Commerce, Justice, and Science

 

  • 2020 Census: The bill includes $7.6 billion for the 2020 Census.

 

  • Bureau of Prisons:  The bill includes $7.47 billion to fund Bureau of Prisons staff, inmate care, and building construction and maintenance costs.  This amount ensures full funding of FY20 operations of USP Thomson, a high-security federal prison in Thomson, Illinois. $75 million of the funding is specifically dedicated to the implementation of the First Step Act, at Durbin’s request.

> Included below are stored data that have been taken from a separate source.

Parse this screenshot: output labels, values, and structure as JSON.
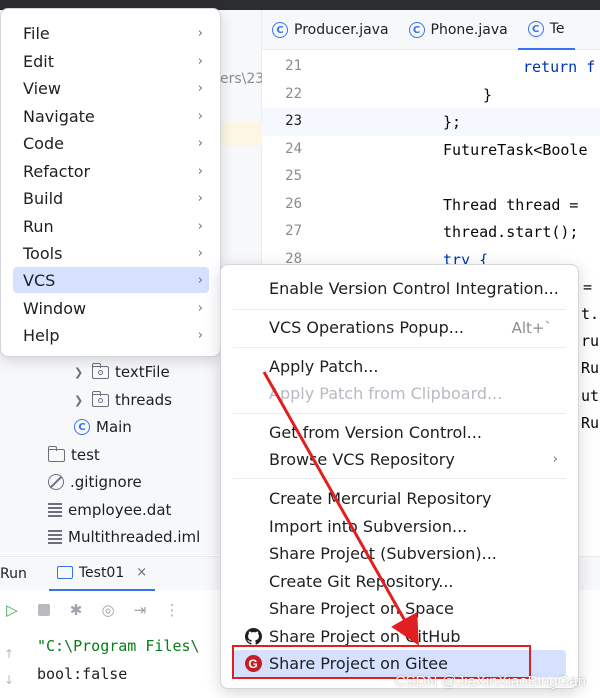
{
  "editor_tabs": [
    {
      "label": "Producer.java",
      "icon": "class-icon"
    },
    {
      "label": "Phone.java",
      "icon": "class-icon"
    },
    {
      "label": "Te",
      "icon": "class-icon"
    }
  ],
  "project": {
    "path_fragment": "ers\\23",
    "tree": [
      {
        "label": "textFile",
        "icon": "package-folder-icon"
      },
      {
        "label": "threads",
        "icon": "package-folder-icon"
      },
      {
        "label": "Main",
        "icon": "class-icon"
      },
      {
        "label": "test",
        "icon": "folder-icon"
      },
      {
        "label": ".gitignore",
        "icon": "ignore-icon"
      },
      {
        "label": "employee.dat",
        "icon": "file-lines-icon"
      },
      {
        "label": "Multithreaded.iml",
        "icon": "file-lines-icon"
      }
    ]
  },
  "editor": {
    "lines": [
      {
        "num": "21",
        "code": "return f"
      },
      {
        "num": "22",
        "code": "}"
      },
      {
        "num": "23",
        "code": "};"
      },
      {
        "num": "24",
        "code": "FutureTask<Boole"
      },
      {
        "num": "25",
        "code": ""
      },
      {
        "num": "26",
        "code": "Thread thread ="
      },
      {
        "num": "27",
        "code": "thread.start();"
      },
      {
        "num": "28",
        "code": "try {"
      }
    ],
    "right_fragments": [
      "=",
      "t.p",
      "ru",
      "Ru",
      "uti",
      "Ru"
    ],
    "class_letter": "C"
  },
  "main_menu": {
    "items": [
      "File",
      "Edit",
      "View",
      "Navigate",
      "Code",
      "Refactor",
      "Build",
      "Run",
      "Tools",
      "VCS",
      "Window",
      "Help"
    ],
    "highlighted": "VCS",
    "arrow": "›"
  },
  "vcs_submenu": {
    "items": [
      {
        "label": "Enable Version Control Integration..."
      },
      {
        "label": "VCS Operations Popup...",
        "shortcut": "Alt+`"
      },
      {
        "label": "Apply Patch..."
      },
      {
        "label": "Apply Patch from Clipboard...",
        "disabled": true
      },
      {
        "label": "Get from Version Control..."
      },
      {
        "label": "Browse VCS Repository"
      },
      {
        "label": "Create Mercurial Repository"
      },
      {
        "label": "Import into Subversion..."
      },
      {
        "label": "Share Project (Subversion)..."
      },
      {
        "label": "Create Git Repository..."
      },
      {
        "label": "Share Project on Space"
      },
      {
        "label": "Share Project on GitHub",
        "icon": "github-icon"
      },
      {
        "label": "Share Project on Gitee",
        "icon": "gitee-icon",
        "highlighted": true
      }
    ],
    "gitee_letter": "G"
  },
  "run_panel": {
    "label": "Run",
    "tab_label": "Test01",
    "close_glyph": "×",
    "console": [
      "\"C:\\Program Files\\",
      "bool:false"
    ]
  },
  "watermark": "CSDN @JiaXinXiaoBingGan",
  "colors": {
    "accent": "#3574f0",
    "highlight": "#d5e1ff",
    "annotation_red": "#e02020",
    "gitee_red": "#c71d23"
  }
}
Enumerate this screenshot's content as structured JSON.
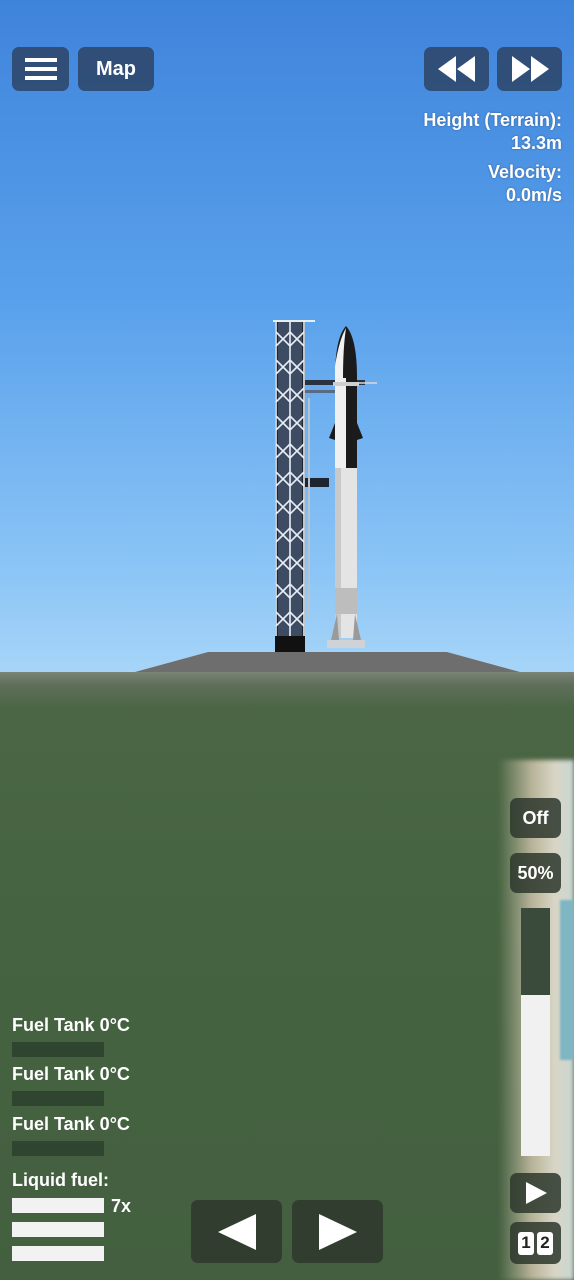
{
  "hud": {
    "menu_icon": "hamburger-icon",
    "map_label": "Map",
    "rewind_icon": "rewind-icon",
    "fast_forward_icon": "fast-forward-icon",
    "height_label": "Height (Terrain):",
    "height_value": "13.3m",
    "velocity_label": "Velocity:",
    "velocity_value": "0.0m/s"
  },
  "fuel": {
    "tanks": [
      {
        "label": "Fuel Tank 0°C"
      },
      {
        "label": "Fuel Tank 0°C"
      },
      {
        "label": "Fuel Tank 0°C"
      }
    ],
    "liquid_label": "Liquid fuel:",
    "liquid_multiplier": "7x"
  },
  "controls": {
    "off_label": "Off",
    "throttle_label": "50%",
    "throttle_fill": 0.65,
    "stage_play_icon": "play-icon",
    "stage_digit_1": "1",
    "stage_digit_2": "2",
    "rotate_left_icon": "triangle-left-icon",
    "rotate_right_icon": "triangle-right-icon"
  },
  "colors": {
    "sky_top": "#3f84db",
    "ground": "#435f3f",
    "button_bg": "#283750"
  }
}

Durbin was one of the lead authors of the First Step Act, a landmark, bipartisan law that uses evidence-based recidivism reduction programs to help inmates successfully return to society after serving their sentence; it also reduces some sentences for certain low-level, nonviolent offenders while preserving important law enforcement tools to tackle criminal enterprises.

 

  • NOAA:  The bill includes $76.5 million for Coastal Zone Management Grants and $45 million for Coastal Zone Management and Services to support regional efforts to restore and protect coastal communities in the Great Lakes Region. The bill also includes $4.15 million for the Regional Climate Centers to develop products and services for climate-related issues affecting sectors such as agriculture, transportation, energy generation, and water resources. 

 

Military Construction and Veteran Affairs

 

  • Veteran Health Records:  Includes Durbin’s language supporting electronic health record integration between the Department of Defense (DOD) and the Department of Veterans Affairs (VA).  Durbin helped establish the Captain James A. Lovell Federal Health Care Center as the first fully integrated, joint DOD and VA health care facility prior to its opening in 2010.

 

Financial Services and General Government

  • Election Security: Includes $425 million in election security grant funds to states, of which Illinois is expected to receive about $14.8 million of this formula funding to help the State Board of Elections maintain its Cyber Navigator Program and local election officials to update their infrastructure.